It's Labor Day weekend! Our last hurrah before bidding adieu to summer once again. Some families take the opportunity to head out of town for a brief end-of-summer vacation. We have such a love/hate relationship with summer vacations. We don’t want to go anywhere close to home, naturally; so we have to spend at least one day driving to our destination. And while we want to leave the routine of our day-to-day lives behind, we also tend to bring an awful lot of it with us.
The “Are we there yet?” part of vacation is something we merely tolerate. The “while we’re there” part of vacation is what brings us back year after year, giving us memories drenched in sunshine and good times that we’ll treasure for the rest of our lives. Unfortunately, a lot of the joy wears off on the way home. If it takes a day to get there, it seems to take a least a day and a half to get back.
When we’re children, all the work that goes into getting ready for a vacation is lost on us. Parents usually have to work extra hard at their jobs before a vacation to make up for the time that will be lost while they’re gone. Grown-ups also have to make reservations, plan routes, find fun and memorable things to do, write down things to pack, check items off that list, ensure that pets and plants will be cared for, make sure that everyone has everything they need in their suitcases, and load the suitcases. Pile in, kids!
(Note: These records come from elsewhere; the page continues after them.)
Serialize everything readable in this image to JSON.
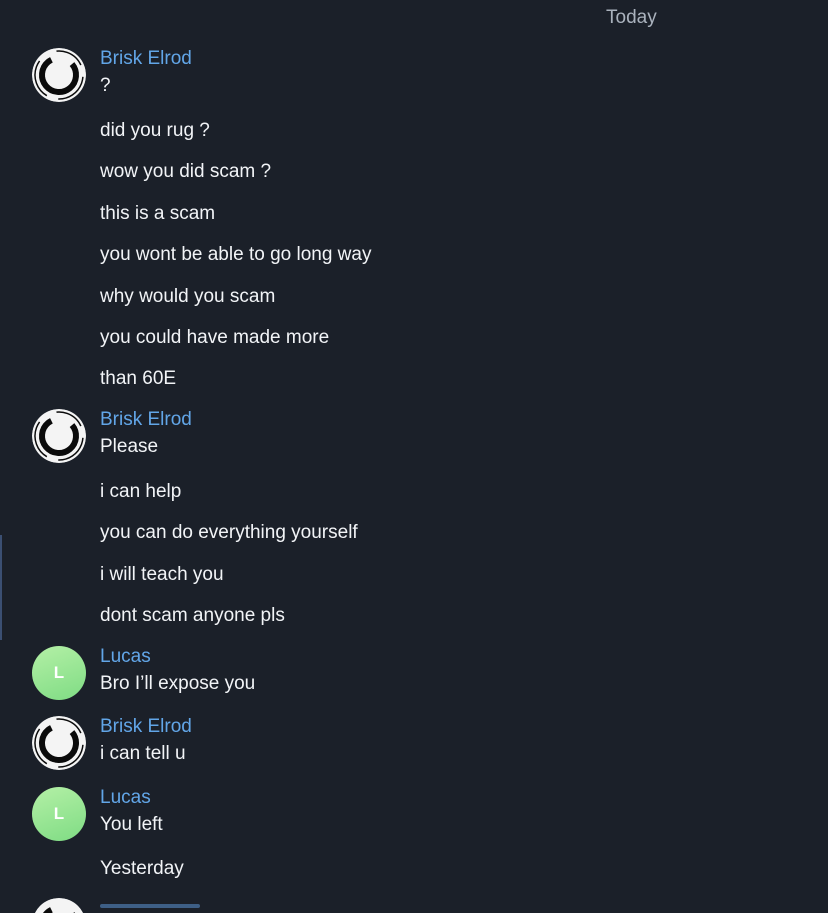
{
  "day_separator": "Today",
  "messages": [
    {
      "sender": "Brisk Elrod",
      "avatar": "ring-logo-icon",
      "lines": [
        "?",
        "did you rug ?",
        "wow you did scam ?",
        "this is a scam",
        "you wont be able to go long way",
        "why would you scam",
        "you could have made more",
        "than 60E"
      ]
    },
    {
      "sender": "Brisk Elrod",
      "avatar": "ring-logo-icon",
      "lines": [
        "Please",
        "i can help",
        "you can do everything yourself",
        "i will teach you",
        "dont scam anyone pls"
      ]
    },
    {
      "sender": "Lucas",
      "avatar_letter": "L",
      "lines": [
        "Bro I’ll expose you"
      ]
    },
    {
      "sender": "Brisk Elrod",
      "avatar": "ring-logo-icon",
      "lines": [
        "i can tell u"
      ]
    },
    {
      "sender": "Lucas",
      "avatar_letter": "L",
      "lines": [
        "You left",
        "Yesterday"
      ]
    }
  ],
  "colors": {
    "background": "#1b2029",
    "sender_name": "#62a6e8",
    "message_text": "#f2f4f7",
    "day_label": "#aab2bd",
    "lucas_avatar": "#8fe38d"
  }
}
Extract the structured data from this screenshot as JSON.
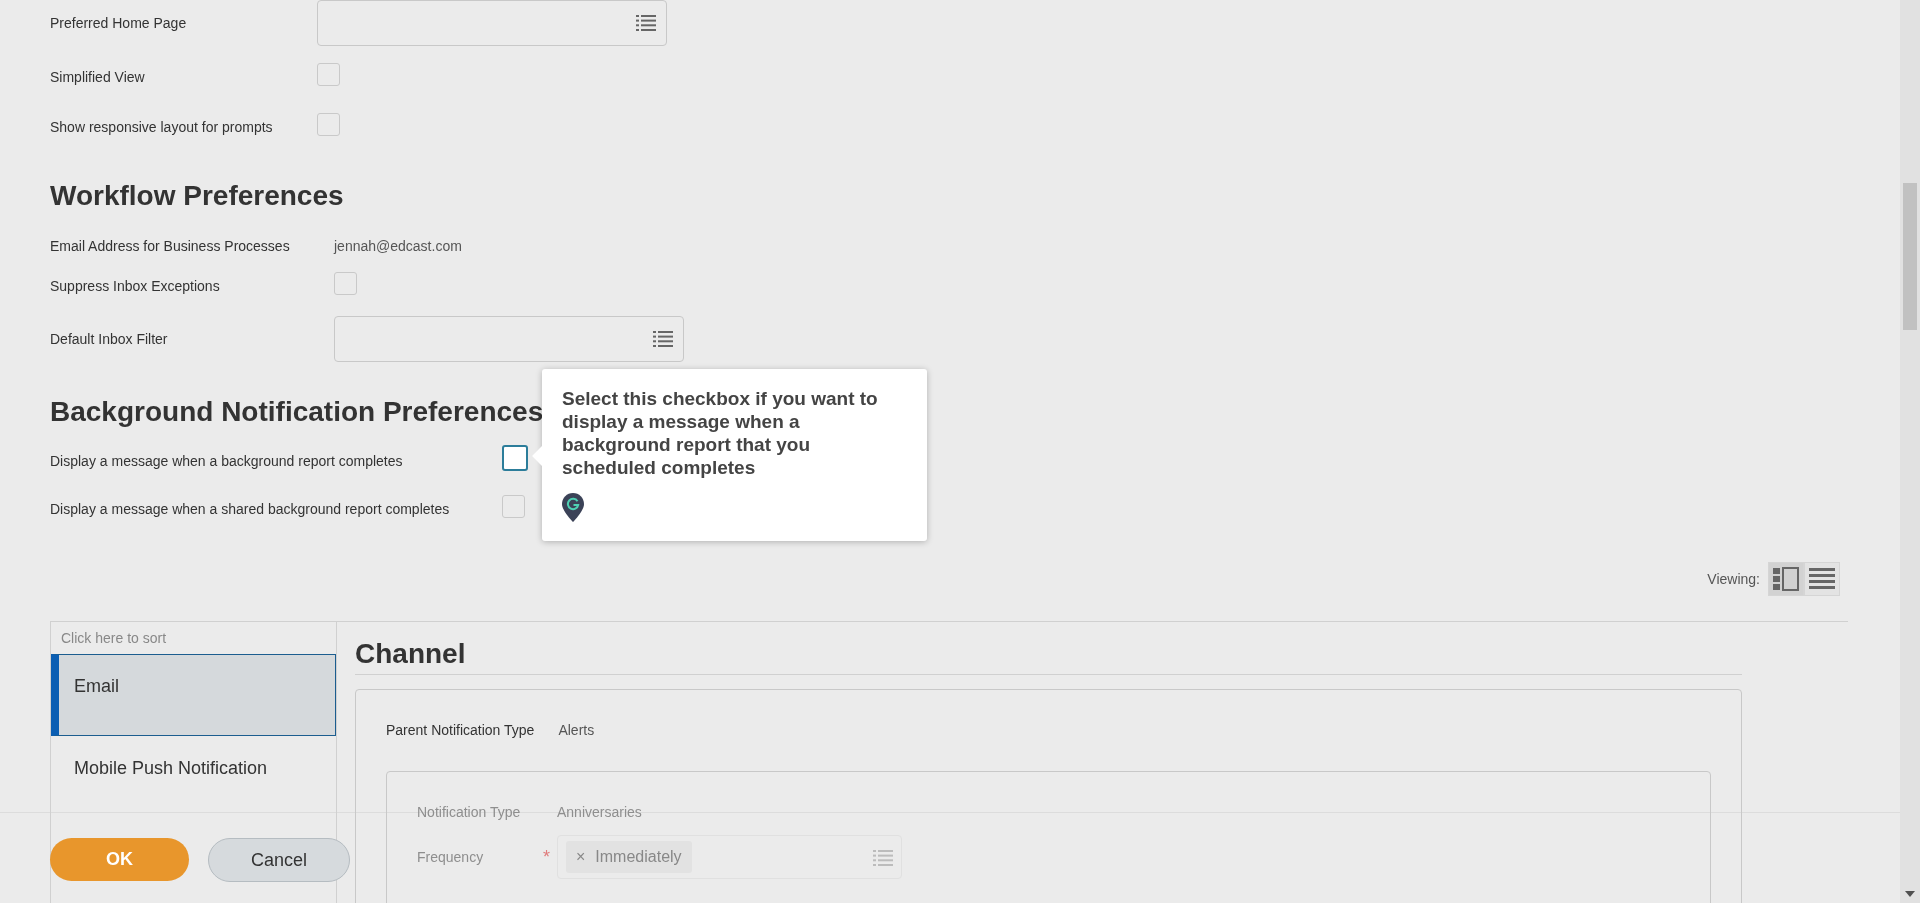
{
  "preferences": [
    {
      "kind": "select",
      "label": "Preferred Home Page"
    },
    {
      "kind": "checkbox",
      "label": "Simplified View",
      "checked": false
    },
    {
      "kind": "checkbox",
      "label": "Show responsive layout for prompts",
      "checked": false
    }
  ],
  "workflow": {
    "title": "Workflow Preferences",
    "fields": [
      {
        "kind": "text",
        "label": "Email Address for Business Processes",
        "value": "jennah@edcast.com"
      },
      {
        "kind": "checkbox",
        "label": "Suppress Inbox Exceptions",
        "checked": false
      },
      {
        "kind": "select",
        "label": "Default Inbox Filter"
      }
    ]
  },
  "background": {
    "title": "Background Notification Preferences",
    "fields": [
      {
        "kind": "checkbox",
        "label": "Display a message when a background report completes",
        "checked": false,
        "tooltip": "Select this checkbox if you want to display a message when a background report that you scheduled completes"
      },
      {
        "kind": "checkbox",
        "label": "Display a message when a shared background report completes",
        "checked": false
      }
    ]
  },
  "viewing": {
    "label": "Viewing:",
    "modes": [
      {
        "kind": "split",
        "selected": true
      },
      {
        "kind": "list",
        "selected": false
      }
    ]
  },
  "channels": {
    "sort_hint": "Click here to sort",
    "items": [
      {
        "label": "Email",
        "selected": true
      },
      {
        "label": "Mobile Push Notification",
        "selected": false
      }
    ]
  },
  "detail": {
    "title": "Channel",
    "parent_label": "Parent Notification Type",
    "parent_value": "Alerts",
    "notification_label": "Notification Type",
    "notification_value": "Anniversaries",
    "frequency_label": "Frequency",
    "required_mark": "*",
    "remove_symbol": "×",
    "frequency_value": "Immediately"
  },
  "footer": {
    "buttons": [
      {
        "kind": "primary",
        "label": "OK"
      },
      {
        "kind": "secondary",
        "label": "Cancel"
      }
    ]
  }
}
As we grow older and more mature, we become more invested in family vacations. No longer are we satisfied with a “vacation.” We begin to ask, “A vacation where?” Our maturity gives us some voice (though probably not as much as we’d like) into the family’s vacation destination and plans for what to do when we’ve arrived. We know exactly what to take to keep us entertained in the car—an MP3 player, books, video games, something on which we can watch movies. We may have even packed our own suitcases.
Maturity means preparation not only for family vacations but also in other areas of our lives. We learn to think ahead, take stock of the situation, and get ourselves ready. But there remains one area of our lives for which so many of us still neglect to prepare: our spirituality. Should we approach our walk with God and relationship with Christ with any less forethought than with which we approach a summer vacation?
Sometimes we lose sight of our need for spiritual preparation because we fail to see the immediacy of our spiritual needs. We wrongly view spiritual things as “there when we need them” instead of as things that require our constant attention. In reality, our hearts and minds should be in a constant state of “getting ready” spiritually. Each day brings many encounters with God and many opportunities to answer God’s call.
When these arise, we shouldn’t be content to be the kid on vacation, along for the ride. Instead we should be prepared to embrace the encounters and answer the call.
Living intentionally has become such a popular Christian catch phrase that its meaning often gets lost. Nonetheless, it is still an important concept. As Christians, we must be intentional about our faith, staying connected with God through prayer and worship and drawing on the guidance and strength of the Holy Spirit, so that we are always prepared to answer God’s call and live according to God’s will.